At the same time, jealous accusations and isolation are only one form that ownership can take. There are abusive men who do not try to control their partners’ associations, but their underlying attitude of “You’re mine to do with as I see fit” reveals itself in other ways. If your partner’s sister
criticizes him for bullying you, he may tell her: “What I do with my girl is none of your business.” If you have children, he may start to treat all family members as his belongings. His anger may escalate dangerously when you attempt to break away from him. Keep the word ownership in mind, and you may begin to notice that many of your partner’s behaviors are rooted in believing that you belong to him.

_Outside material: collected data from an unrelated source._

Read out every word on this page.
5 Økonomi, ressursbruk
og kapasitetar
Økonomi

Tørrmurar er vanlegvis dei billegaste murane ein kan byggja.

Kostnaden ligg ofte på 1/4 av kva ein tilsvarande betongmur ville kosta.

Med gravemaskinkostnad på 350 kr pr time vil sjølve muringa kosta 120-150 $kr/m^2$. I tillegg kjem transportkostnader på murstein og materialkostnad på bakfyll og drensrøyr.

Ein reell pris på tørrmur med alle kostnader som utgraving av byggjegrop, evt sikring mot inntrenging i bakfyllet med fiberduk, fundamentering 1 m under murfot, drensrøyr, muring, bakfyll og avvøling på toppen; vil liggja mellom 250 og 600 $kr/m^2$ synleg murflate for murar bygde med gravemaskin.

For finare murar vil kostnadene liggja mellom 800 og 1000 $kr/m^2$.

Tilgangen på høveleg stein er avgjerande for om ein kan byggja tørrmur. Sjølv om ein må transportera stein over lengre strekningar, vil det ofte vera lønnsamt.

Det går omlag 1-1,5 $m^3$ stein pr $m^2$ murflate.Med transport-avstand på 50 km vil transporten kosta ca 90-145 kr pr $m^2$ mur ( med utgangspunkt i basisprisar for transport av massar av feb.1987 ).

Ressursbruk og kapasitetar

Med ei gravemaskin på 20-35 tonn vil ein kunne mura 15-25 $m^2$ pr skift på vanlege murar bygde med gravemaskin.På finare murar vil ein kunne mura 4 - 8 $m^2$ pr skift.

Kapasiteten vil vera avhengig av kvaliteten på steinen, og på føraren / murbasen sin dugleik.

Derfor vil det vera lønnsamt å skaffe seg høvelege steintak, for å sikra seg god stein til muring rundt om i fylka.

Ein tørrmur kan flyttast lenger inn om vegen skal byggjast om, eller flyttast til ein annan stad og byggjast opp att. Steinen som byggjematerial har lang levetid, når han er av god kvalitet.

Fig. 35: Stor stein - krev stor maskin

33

ABUSIVE MEN COME in every personality type, arise from good childhoods and bad ones, are macho men or gentle, “liberated” men. No psychological test can distinguish an abusive man from a respectful one. Abusiveness is not a product of a man’s emotional injuries or of deficits in his skills. In reality, abuse springs from a man’s early cultural training, his key male role models, and his peer influences. In other words, abuse is a problem of values, not of psychology. When someone challenges an abuser’s attitudes and beliefs, he tends to reveal the contemptuous and insulting personality that normally stays hidden, reserved for private attacks on his partner. An abuser tries to keep everybody—his partner, his therapist, his friends and relatives—focused on how he feels, so that they won’t focus on how he thinks, perhaps because on some level he is aware that if you grasp the true nature of his problem, you will begin to escape his domination.
Key points to remember
Abuse grows from attitudes and values, not feelings. The roots are ownership, the trunk is entitlement, and the branches are control.
Abuse and respect are opposites. Abusers cannot change unless they overcome their core of disrespect toward their partners.
Abusers are far more conscious of what they are doing than they appear to be. However, even their less-conscious behaviors are driven by their core attitudes.
Abusers are unwilling to be nonabusive, not unable. They do not want to give up power and control.
You are not crazy. Trust your perceptions of how your abusive partner treats you and thinks about you.